I'm new to C++ (but not new to programming--I know Java pretty thoroughly), so this may have a simple answer I'm just overlooking.
Question in a nutshell: What (if anything) is the difference between writing:
classType a = b;
and writing
classType a;
a = b;
specifically when b
is a reference variable in a function and when =
is overloaded?
Details/background:
I'm working on a custom vect
class, which will (eventually) hold n-tuples that behave like vectors in R^n
(that is, math-style vectors, not STL-style vectors). As such, I've overloaded the =
operator to copy the components from rhs
to lhs
.
However, I've found that, when my rhs is a reference variable in a function, the combined declaration/initialization makes the rhs and lhs reference the same object, while the separate initialization keeps them as different objects.
In my program below, this is evidenced as v2 = v1 * 10
results in both v2
and v1
being set equal to v1*10
when I use the single-line vect a = b
, but behaves as expected when I write vect a; a=b
in the definition of *
.
Minimal Compilable Example:
I apologize for its length, but this is pared down as much as I could get it at first try. I'll keep looking for ways to reduce.
The problem occurs in the overloading of the *
operator.
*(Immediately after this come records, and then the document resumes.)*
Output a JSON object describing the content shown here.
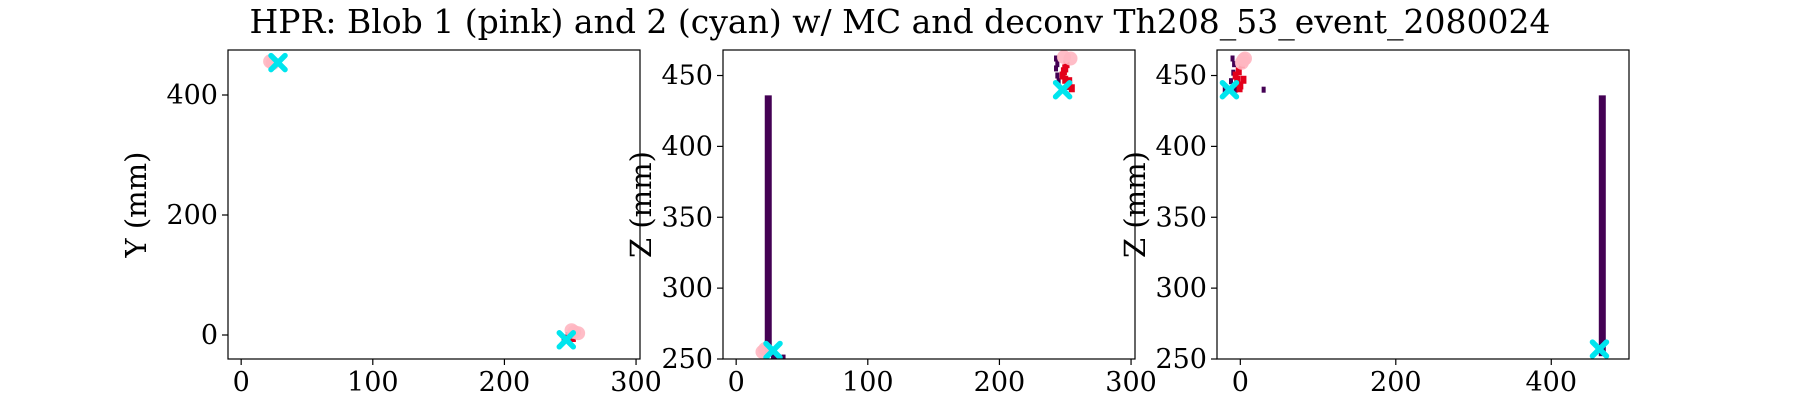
{
  "figure": {
    "title": "HPR: Blob 1 (pink) and 2 (cyan) w/ MC and deconv Th208_53_event_2080024"
  },
  "colors": {
    "track_dark": "#440154",
    "mc_red": "#e3001b",
    "blob1_pink": "#ffb6c1",
    "blob2_cyan": "#00e5ee",
    "axis": "#000000",
    "background": "#ffffff"
  },
  "chart_data": [
    {
      "type": "scatter",
      "title": "",
      "xlabel": "",
      "ylabel": "Y (mm)",
      "xlim": [
        -10,
        303
      ],
      "ylim": [
        -40,
        475
      ],
      "xticks": [
        0,
        100,
        200,
        300
      ],
      "yticks": [
        0,
        200,
        400
      ],
      "series": [
        {
          "kind": "track_points",
          "points": [
            [
              245,
              -5
            ],
            [
              247,
              -8
            ],
            [
              249,
              -3
            ],
            [
              251,
              -6
            ],
            [
              248,
              0
            ],
            [
              252,
              -2
            ]
          ]
        },
        {
          "kind": "mc_points",
          "points": [
            [
              250,
              -2
            ],
            [
              252,
              -5
            ],
            [
              249,
              -4
            ]
          ]
        },
        {
          "kind": "blob1",
          "marker": "o",
          "points": [
            [
              22,
              456
            ],
            [
              24,
              453
            ],
            [
              253,
              5
            ],
            [
              256,
              3
            ],
            [
              251,
              8
            ]
          ]
        },
        {
          "kind": "blob2",
          "marker": "X",
          "points": [
            [
              28,
              454
            ],
            [
              247,
              -8
            ]
          ]
        }
      ]
    },
    {
      "type": "scatter",
      "title": "",
      "xlabel": "",
      "ylabel": "Z (mm)",
      "xlim": [
        -10,
        303
      ],
      "ylim": [
        250,
        468
      ],
      "xticks": [
        0,
        100,
        200,
        300
      ],
      "yticks": [
        250,
        300,
        350,
        400,
        450
      ],
      "series": [
        {
          "kind": "track_column",
          "x": 24,
          "y_range": [
            252,
            436
          ]
        },
        {
          "kind": "track_points",
          "points": [
            [
              243,
              462
            ],
            [
              244,
              450
            ],
            [
              245,
              446
            ],
            [
              243,
              455
            ],
            [
              248,
              440
            ],
            [
              252,
              442
            ],
            [
              244,
              458
            ],
            [
              28,
              252
            ],
            [
              30,
              251
            ],
            [
              36,
              251
            ]
          ]
        },
        {
          "kind": "mc_points",
          "points": [
            [
              249,
              453
            ],
            [
              250,
              447
            ],
            [
              252,
              443
            ],
            [
              251,
              458
            ],
            [
              248,
              450
            ],
            [
              253,
              446
            ],
            [
              255,
              441
            ],
            [
              250,
              455
            ]
          ]
        },
        {
          "kind": "blob1",
          "marker": "o",
          "points": [
            [
              254,
              462
            ],
            [
              249,
              463
            ],
            [
              20,
              255
            ],
            [
              22,
              257
            ]
          ]
        },
        {
          "kind": "blob2",
          "marker": "X",
          "points": [
            [
              248,
              440
            ],
            [
              28,
              256
            ]
          ]
        }
      ]
    },
    {
      "type": "scatter",
      "title": "",
      "xlabel": "",
      "ylabel": "Z (mm)",
      "xlim": [
        -30,
        500
      ],
      "ylim": [
        250,
        468
      ],
      "xticks": [
        0,
        200,
        400
      ],
      "yticks": [
        250,
        300,
        350,
        400,
        450
      ],
      "series": [
        {
          "kind": "track_column",
          "x": 465,
          "y_range": [
            252,
            436
          ]
        },
        {
          "kind": "track_points",
          "points": [
            [
              -10,
              462
            ],
            [
              -9,
              452
            ],
            [
              -12,
              446
            ],
            [
              -6,
              440
            ],
            [
              -20,
              440
            ],
            [
              30,
              440
            ],
            [
              -8,
              458
            ],
            [
              2,
              460
            ]
          ]
        },
        {
          "kind": "mc_points",
          "points": [
            [
              -2,
              453
            ],
            [
              -4,
              447
            ],
            [
              0,
              443
            ],
            [
              2,
              458
            ],
            [
              -6,
              450
            ],
            [
              4,
              447
            ],
            [
              -1,
              441
            ]
          ]
        },
        {
          "kind": "blob1",
          "marker": "o",
          "points": [
            [
              6,
              462
            ],
            [
              4,
              461
            ],
            [
              2,
              459
            ]
          ]
        },
        {
          "kind": "blob2",
          "marker": "X",
          "points": [
            [
              -14,
              440
            ],
            [
              462,
              257
            ]
          ]
        }
      ]
    }
  ]
}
I've commented there as to what change is required to exhibit the problem.
#include<iostream>
#include<string.h> //For toString method
#include<sstream> //For toString method
//===================================================
// Namespace for organization
namespace linalg {
class vect {
private:
//int length;
double* baseArray;
public:
//Constructor
vect() { baseArray = new double[3]; }
//TODO: Change so edits to arrayArg do not show up in the baseArray.
vect(double arrayArg[3]) { baseArray = arrayArg; }
//Returns a string for printing
std::string toString();
//Returns the element at given index
double getElementAt(int) const;
//Operator overloading:
vect& operator=(const vect &rhs);
friend vect operator*(double num, const vect &v);
};
//===================================================
// General Methods
// elementAt : return s the given element.
double vect::getElementAt(int i) const {
return baseArray[i];
}
// toString : behaves like Java convention:
//toString : gives string representation
std::string vect::toString() {
std::string retVal;
retVal.append("[");
for (int i = 0; i < 3; i++) {
//Convert the number to a string
std::ostringstream num;
num << baseArray[i];
//Append the number to the return value
retVal.append(num.str());
//Comma separated
if (i < 3-1) retVal.append(", ");
}
retVal.append("]");
return retVal;
}
//===================================================
// Operator overloads
//Overload '=' : copies the other vector into this vector
vect& vect::operator= (const vect &rhs) {
//Check for self-assignment:
if (this == &rhs) {
return *this;
}
//Copy the rhs into this vector
for (int i = 0; i < 3; i++) {
baseArray[i] = rhs.getElementAt(i);
}
return *this;
}
//Overload scalar multiplication
vect linalg::operator*(double num, const vect &v) {
//CHANGE THIS to a single-line assignment/initialization, and the problem occurs.
vect result;
result = v;
for(int i = 0; i < 3; i++) {
result.baseArray[i] *= num;
}
return result;
}
};
using namespace linalg;
using namespace std;
int main() {
double a[3] = {2, 4, 8};
double b[3] = {5, 1, 9};
vect v1(a);
vect v2(b);
v1 = 10*v2;
cout << v1.toString() << endl;
cout << v2.toString() << endl;
system("pause"); //Pause the windows terminal
return 0;
}